Due to each machine learning model having different properties and the sheer number of variants that currently exist, it is becoming increasingly difficult for researchers to understand what is known and not known. This presents an intriguing mathematical and computational challenge for Richtárik and his colleagues at KAUST to solve, and it also motivated the production of the lecture series.
"I focus on developing algorithms [that] work in the big data setting, and there are many ways in which you could define what that means," Richtárik stated. "Put simply, something has to be very difficult and significant about the optimization problem for me to be interested."
"There are many ways in which an optimization problem can be big," he continued. "The way this appears in machine learning is that you collect lots of data, and with each data point, you associate a so-called loss function because you want the model that you train to predict not far from the truth. You then take the average over all of these loss functions over all the data, and then [you] attempt to minimize this over all models so as to identify the best model."
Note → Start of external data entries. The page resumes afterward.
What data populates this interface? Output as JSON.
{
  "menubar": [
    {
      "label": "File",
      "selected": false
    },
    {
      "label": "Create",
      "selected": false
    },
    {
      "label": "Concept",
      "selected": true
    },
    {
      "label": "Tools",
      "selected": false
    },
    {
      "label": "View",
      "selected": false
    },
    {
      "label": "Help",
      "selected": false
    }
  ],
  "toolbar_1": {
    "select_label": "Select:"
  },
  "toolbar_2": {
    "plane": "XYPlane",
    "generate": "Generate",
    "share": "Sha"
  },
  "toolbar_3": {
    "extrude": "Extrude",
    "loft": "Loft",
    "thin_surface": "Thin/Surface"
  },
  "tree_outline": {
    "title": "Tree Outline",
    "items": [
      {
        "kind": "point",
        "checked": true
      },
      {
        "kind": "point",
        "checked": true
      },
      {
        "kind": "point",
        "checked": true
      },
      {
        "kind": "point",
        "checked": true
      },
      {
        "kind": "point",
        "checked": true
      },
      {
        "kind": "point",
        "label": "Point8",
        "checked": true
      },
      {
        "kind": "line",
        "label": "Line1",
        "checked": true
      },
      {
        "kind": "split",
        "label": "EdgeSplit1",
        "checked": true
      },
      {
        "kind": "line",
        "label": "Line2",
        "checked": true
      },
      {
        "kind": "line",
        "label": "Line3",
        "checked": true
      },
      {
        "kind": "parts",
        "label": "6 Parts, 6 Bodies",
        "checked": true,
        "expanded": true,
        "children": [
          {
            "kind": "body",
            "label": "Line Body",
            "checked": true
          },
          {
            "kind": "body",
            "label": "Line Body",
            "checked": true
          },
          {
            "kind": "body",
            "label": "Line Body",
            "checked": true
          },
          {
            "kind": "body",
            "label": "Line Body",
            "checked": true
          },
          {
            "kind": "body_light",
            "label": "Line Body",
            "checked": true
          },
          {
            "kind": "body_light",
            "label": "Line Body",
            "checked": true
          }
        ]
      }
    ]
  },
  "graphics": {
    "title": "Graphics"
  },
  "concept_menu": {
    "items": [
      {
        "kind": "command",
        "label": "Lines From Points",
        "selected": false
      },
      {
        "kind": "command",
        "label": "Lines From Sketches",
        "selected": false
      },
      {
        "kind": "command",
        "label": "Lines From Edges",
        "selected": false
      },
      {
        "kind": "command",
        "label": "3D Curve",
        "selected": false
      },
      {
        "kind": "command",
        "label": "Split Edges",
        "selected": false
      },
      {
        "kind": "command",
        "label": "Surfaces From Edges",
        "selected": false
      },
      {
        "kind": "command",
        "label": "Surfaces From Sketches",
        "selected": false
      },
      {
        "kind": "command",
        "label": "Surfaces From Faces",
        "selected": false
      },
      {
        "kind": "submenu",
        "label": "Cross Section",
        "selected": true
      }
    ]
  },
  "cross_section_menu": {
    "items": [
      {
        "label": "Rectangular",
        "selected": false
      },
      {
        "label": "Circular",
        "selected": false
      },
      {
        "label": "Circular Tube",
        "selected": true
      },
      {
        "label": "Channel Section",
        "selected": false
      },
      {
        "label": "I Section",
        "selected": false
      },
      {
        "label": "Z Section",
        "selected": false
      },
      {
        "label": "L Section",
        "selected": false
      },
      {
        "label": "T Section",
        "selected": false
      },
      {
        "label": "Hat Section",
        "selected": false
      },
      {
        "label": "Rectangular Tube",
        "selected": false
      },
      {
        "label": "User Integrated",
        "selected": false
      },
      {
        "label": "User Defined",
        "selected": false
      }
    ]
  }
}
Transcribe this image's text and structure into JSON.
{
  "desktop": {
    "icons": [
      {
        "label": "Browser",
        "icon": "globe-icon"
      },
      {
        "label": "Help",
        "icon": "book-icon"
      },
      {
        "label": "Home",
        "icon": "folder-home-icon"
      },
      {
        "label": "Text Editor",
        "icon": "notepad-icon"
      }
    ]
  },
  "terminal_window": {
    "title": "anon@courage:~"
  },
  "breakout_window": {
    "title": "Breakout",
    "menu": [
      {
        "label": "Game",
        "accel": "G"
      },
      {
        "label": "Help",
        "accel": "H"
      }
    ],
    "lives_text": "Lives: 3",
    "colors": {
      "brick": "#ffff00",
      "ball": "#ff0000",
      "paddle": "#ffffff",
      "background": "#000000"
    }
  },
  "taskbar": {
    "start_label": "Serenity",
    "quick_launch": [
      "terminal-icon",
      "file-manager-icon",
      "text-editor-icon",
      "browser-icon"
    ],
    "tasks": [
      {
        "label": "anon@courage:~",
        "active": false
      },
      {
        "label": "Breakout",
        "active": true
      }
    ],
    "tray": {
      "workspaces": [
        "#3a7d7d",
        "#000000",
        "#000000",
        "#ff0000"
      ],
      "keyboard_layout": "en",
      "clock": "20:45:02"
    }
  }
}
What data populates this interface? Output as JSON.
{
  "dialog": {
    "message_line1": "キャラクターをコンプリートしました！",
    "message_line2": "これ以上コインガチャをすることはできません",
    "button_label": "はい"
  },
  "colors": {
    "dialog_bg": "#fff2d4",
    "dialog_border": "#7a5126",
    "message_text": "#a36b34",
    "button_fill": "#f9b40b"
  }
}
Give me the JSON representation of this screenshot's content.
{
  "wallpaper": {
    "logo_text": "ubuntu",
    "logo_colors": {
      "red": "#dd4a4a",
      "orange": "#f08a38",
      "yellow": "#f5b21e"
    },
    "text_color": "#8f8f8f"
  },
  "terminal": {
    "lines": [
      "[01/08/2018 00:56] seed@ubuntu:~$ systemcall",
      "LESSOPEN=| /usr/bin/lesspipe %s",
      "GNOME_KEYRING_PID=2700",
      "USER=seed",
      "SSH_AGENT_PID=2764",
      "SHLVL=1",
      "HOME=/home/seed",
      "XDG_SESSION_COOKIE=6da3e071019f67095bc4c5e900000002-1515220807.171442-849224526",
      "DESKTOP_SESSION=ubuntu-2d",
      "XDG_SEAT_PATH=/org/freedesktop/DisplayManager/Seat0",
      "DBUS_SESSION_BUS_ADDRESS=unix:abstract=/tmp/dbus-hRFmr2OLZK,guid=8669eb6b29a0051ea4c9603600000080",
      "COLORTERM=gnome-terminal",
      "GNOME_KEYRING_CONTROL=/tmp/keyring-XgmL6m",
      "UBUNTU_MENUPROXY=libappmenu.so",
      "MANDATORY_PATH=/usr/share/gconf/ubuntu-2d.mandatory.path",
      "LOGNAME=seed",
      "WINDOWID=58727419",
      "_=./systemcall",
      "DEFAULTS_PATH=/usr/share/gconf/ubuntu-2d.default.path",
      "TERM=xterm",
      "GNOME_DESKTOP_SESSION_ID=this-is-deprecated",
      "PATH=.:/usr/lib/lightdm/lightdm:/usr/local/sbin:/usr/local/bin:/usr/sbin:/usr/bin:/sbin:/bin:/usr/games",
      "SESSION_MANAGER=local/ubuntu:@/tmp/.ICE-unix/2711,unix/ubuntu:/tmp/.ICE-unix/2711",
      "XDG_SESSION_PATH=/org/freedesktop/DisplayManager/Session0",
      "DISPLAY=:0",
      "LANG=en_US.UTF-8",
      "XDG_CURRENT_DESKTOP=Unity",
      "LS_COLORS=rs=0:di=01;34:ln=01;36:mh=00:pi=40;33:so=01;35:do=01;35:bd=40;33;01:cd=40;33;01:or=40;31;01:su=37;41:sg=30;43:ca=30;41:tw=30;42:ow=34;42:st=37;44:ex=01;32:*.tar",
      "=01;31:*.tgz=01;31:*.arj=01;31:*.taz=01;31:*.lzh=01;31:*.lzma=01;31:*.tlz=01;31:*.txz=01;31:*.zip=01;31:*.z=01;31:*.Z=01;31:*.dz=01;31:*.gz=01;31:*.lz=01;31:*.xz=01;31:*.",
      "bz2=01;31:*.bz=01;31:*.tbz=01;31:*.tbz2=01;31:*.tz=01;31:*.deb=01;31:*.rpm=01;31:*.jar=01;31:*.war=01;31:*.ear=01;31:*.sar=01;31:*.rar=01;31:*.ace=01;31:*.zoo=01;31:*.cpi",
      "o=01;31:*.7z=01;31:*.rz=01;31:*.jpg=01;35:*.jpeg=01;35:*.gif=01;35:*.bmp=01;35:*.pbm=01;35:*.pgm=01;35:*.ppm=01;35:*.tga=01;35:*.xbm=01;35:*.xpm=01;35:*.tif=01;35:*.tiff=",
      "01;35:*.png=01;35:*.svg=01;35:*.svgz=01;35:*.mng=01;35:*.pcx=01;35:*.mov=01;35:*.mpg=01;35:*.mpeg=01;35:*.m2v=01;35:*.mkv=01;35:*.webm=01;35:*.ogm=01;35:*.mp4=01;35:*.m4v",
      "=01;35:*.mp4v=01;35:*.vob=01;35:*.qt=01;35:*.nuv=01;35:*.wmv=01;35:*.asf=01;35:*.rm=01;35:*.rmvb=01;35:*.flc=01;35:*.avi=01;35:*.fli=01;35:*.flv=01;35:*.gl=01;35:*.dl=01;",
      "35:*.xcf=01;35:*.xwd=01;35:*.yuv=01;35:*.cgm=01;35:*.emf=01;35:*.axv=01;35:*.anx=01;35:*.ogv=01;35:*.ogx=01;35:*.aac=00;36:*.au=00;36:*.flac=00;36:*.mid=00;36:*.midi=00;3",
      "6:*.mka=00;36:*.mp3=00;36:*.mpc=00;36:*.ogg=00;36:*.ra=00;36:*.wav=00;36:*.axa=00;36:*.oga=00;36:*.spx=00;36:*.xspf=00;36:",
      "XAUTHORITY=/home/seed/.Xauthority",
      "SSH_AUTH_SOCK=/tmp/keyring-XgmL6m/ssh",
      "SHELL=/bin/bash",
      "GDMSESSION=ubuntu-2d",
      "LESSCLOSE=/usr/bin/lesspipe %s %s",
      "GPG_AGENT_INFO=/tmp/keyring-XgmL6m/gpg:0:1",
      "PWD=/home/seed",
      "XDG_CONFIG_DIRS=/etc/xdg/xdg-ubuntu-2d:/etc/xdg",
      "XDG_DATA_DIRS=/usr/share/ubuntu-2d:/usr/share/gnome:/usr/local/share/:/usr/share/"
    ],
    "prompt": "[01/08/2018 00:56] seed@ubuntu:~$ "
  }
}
"Choosing these parameters is an optimization problem, and anytime you minimize some function, it's an optimization problem," he added. "Since the function is an average over a huge number of other functions and collected data, it's a big data optimization problem. One can't use traditional techniques, and SGD is the state-of-the-art solution to address this problem."
Past and present: Helping to invent Federated Optimization
Before joining KAUST in 2017, Richtárik first obtained a master's degree in mathematics at Comenius University in his native Slovakia. In 2007, he received his Ph.D. in operations research from Cornell University before joining the University of Edinburgh in 2009 as an assistant professor at the university's School of Mathematics. In his time at KAUST, Richtárik feels he's managed to roughly double the size of his research group's annual output—due chiefly to his ability to appoint more students than he previously could in his research career.
"I always had loads of ideas, but I never had the time to think about all of them," Richtárik said. "Through the help of my students and postdocs, we can address more ideas and problems. I am leading an AI committee at KAUST [that] is helping with the [University's] AI initiative, and I'm trying to help other colleagues at KAUST who are not yet familiar with machine learning to get into the topic through collaboration. This is mutually rewarding, as we have very smart faculty [members] and students."
Moving forward, Richtárik is particularly excited about an approach to machine learning called Federated Optimization. The approach—which was pioneered by Richtárik with his former Edinburgh student Jakub Konečný (who is now working at Google) and a team at Google in Seattle—trains machine learning models without the need to send private data (stored from mobile devices) to company servers.
"We want to train machine learning models without the data ever leaving the mobile device to prevent any privacy leaks. This is called federated learning," Richtárik explained. "Google, in collaboration with us, created a huge system out of this. Currently, federated learning is in use by more than a billion mobile devices worldwide."